Recent discussions of Somalis in St. Cloud and central Minnesota (“The other side of the St. Cloud story,” editorial, June 29) have missed an important piece of research relevant to the topic. The 2015 Social Capital Survey Central Minnesota, the final report of which was published in February 2016 by UpFront Consulting in collaboration with the St. Cloud State University Survey, showed some very interesting results (tinyurl.com/soccap-survey). The survey was also conducted in 2010 and allows us to make some valuable comparisons regarding views of Somalis by non-Somali residents of central Minnesota.
For our purposes, the important question in the survey is about trust, an important factor in a community and a key element of social capital. The survey asked respondents a general question about the degree of trust they had in others, with three possible responses: (1) People can be trusted; (2) You can’t be too careful; and (3) Depends. In 2015, some 69% of the respondents said people can be trusted, whereas 28% said you can’t be too careful. This is a significant difference from the survey responses in 2010, when just over half of the respondents, 55%, said people could be trusted, and 38% said you can’t be too careful.
This general finding sets the context for the survey responses regarding trust of Somalis. In the 2015 survey, 73% of respondents said they trusted Somalis. This is a significant increase in trust of Somalis from 2010, when only 56% of respondents said you can trust Somalis. More significantly, a closer look at the responses show that in 2010 only 9% of respondents said they trusted Somalis “a lot,” whereas that number increased to 36% in 2015. In 2015, 37% said they trusted Somalis “some.” The 2015 level of trust of Somalis (73%) is roughly similar to the 2015 level of general trust of others (69%) that we saw above.
Social scientists such as Robert Putnam (famous for his book “Bowling Alone”) have predicted, and have presented evidence to support their claim, that the increase in diversity in a community will lead to a decrease in overall trust of others (not just the diverse newcomers) in that community. However, the untold story about St. Cloud is that it is a case (and there are others) in which we see that the increase in diversity from 2010 to 2015 did not lead to a decrease in overall trust. Similarly, the increase in the number of Somalis in that period did not lead to a decrease in trust in Somalis; in fact, we see a 17-point increase of trust in Somalis and a 27-point increase in the number of respondents who say they trust Somalis “a lot.” This is an important finding that does not fit with some of the characterizations of central Minnesota and St. Cloud.
As a sociologist, I must consider the obvious question of why.
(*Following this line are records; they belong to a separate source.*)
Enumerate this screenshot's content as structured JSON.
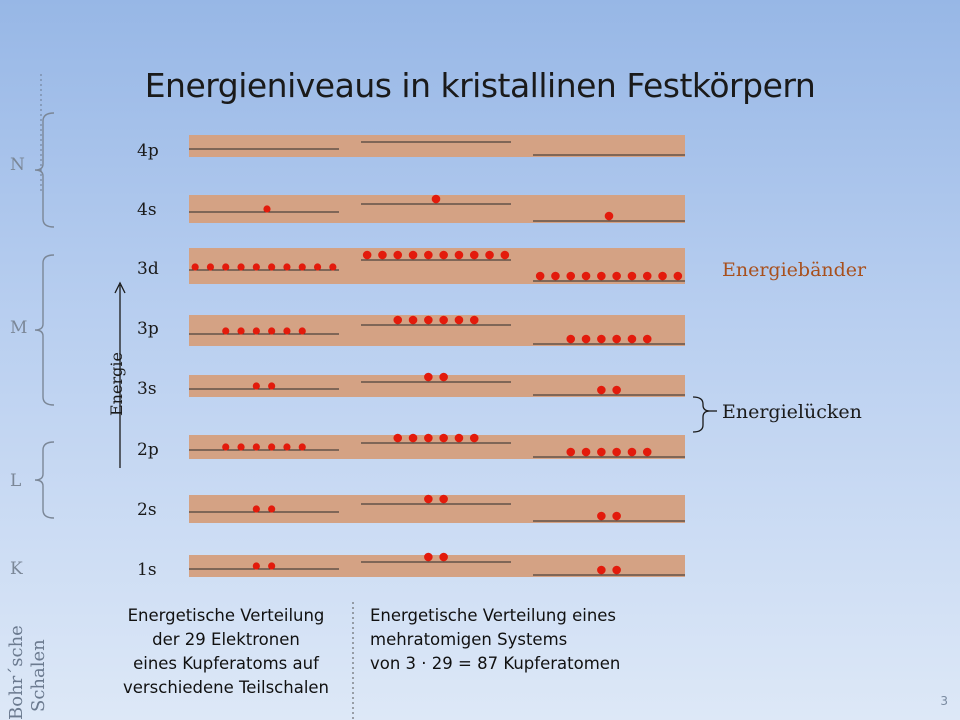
{
  "title": "Energieniveaus in kristallinen Festkörpern",
  "axis_label": "Energie",
  "levels": [
    {
      "name": "4p",
      "electrons": [
        0,
        0,
        0
      ]
    },
    {
      "name": "4s",
      "electrons": [
        1,
        1,
        1
      ]
    },
    {
      "name": "3d",
      "electrons": [
        10,
        10,
        10
      ]
    },
    {
      "name": "3p",
      "electrons": [
        6,
        6,
        6
      ]
    },
    {
      "name": "3s",
      "electrons": [
        2,
        2,
        2
      ]
    },
    {
      "name": "2p",
      "electrons": [
        6,
        6,
        6
      ]
    },
    {
      "name": "2s",
      "electrons": [
        2,
        2,
        2
      ]
    },
    {
      "name": "1s",
      "electrons": [
        2,
        2,
        2
      ]
    }
  ],
  "shells": [
    {
      "label": "N",
      "levels": [
        "4p",
        "4s"
      ]
    },
    {
      "label": "M",
      "levels": [
        "3d",
        "3p",
        "3s"
      ]
    },
    {
      "label": "L",
      "levels": [
        "2p",
        "2s"
      ]
    },
    {
      "label": "K",
      "levels": [
        "1s"
      ]
    }
  ],
  "annotations": {
    "bands": "Energiebänder",
    "gaps": "Energielücken"
  },
  "caption_left": [
    "Energetische Verteilung",
    "der 29 Elektronen",
    "eines Kupferatoms auf",
    "verschiedene Teilschalen"
  ],
  "caption_right": [
    "Energetische Verteilung eines",
    "mehratomigen Systems",
    "von 3 · 29 = 87 Kupferatomen"
  ],
  "bohr_label": [
    "Bohr´sche",
    "Schalen"
  ],
  "page_number": "3",
  "colors": {
    "band": "#d4a284",
    "electron": "#e31b0c",
    "bands_label": "#a8501d",
    "shell_label": "#7b8797"
  }
}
We don’t have hard data on this question, but I would hypothesize that the increase of the number of Somalis led to an increase in the likelihood that members of the broader community would get to know Somalis (as fellow students, as co-workers, as fellow shoppers, as neighbors, etc.), and that getting to know a Somali increases the likelihood of developing a trust and a more positive view of Somalis. There is survey evidence from Pew Research that people who know a Muslim are more likely to have a positive view of Muslims than people who do not know a Muslim. Similarly, the increase in the number of Somalis increases the likelihood that friendships will develop with Somalis, which may help to explain the increase in the number of respondents who said they trust Somalis “a lot.” Also we should note that a number of church groups, nonprofit organizations and individuals had been organizing bridge-building activities between Somalis and the broader community during the 2010-2015 period.
The story of Somalis in St. Cloud and central Minnesota is much more interesting than many stories would suggest.
Ron Pagnucco is associate professor in the Department of Peace Studies at the College of St. Benedict/St. John’s University.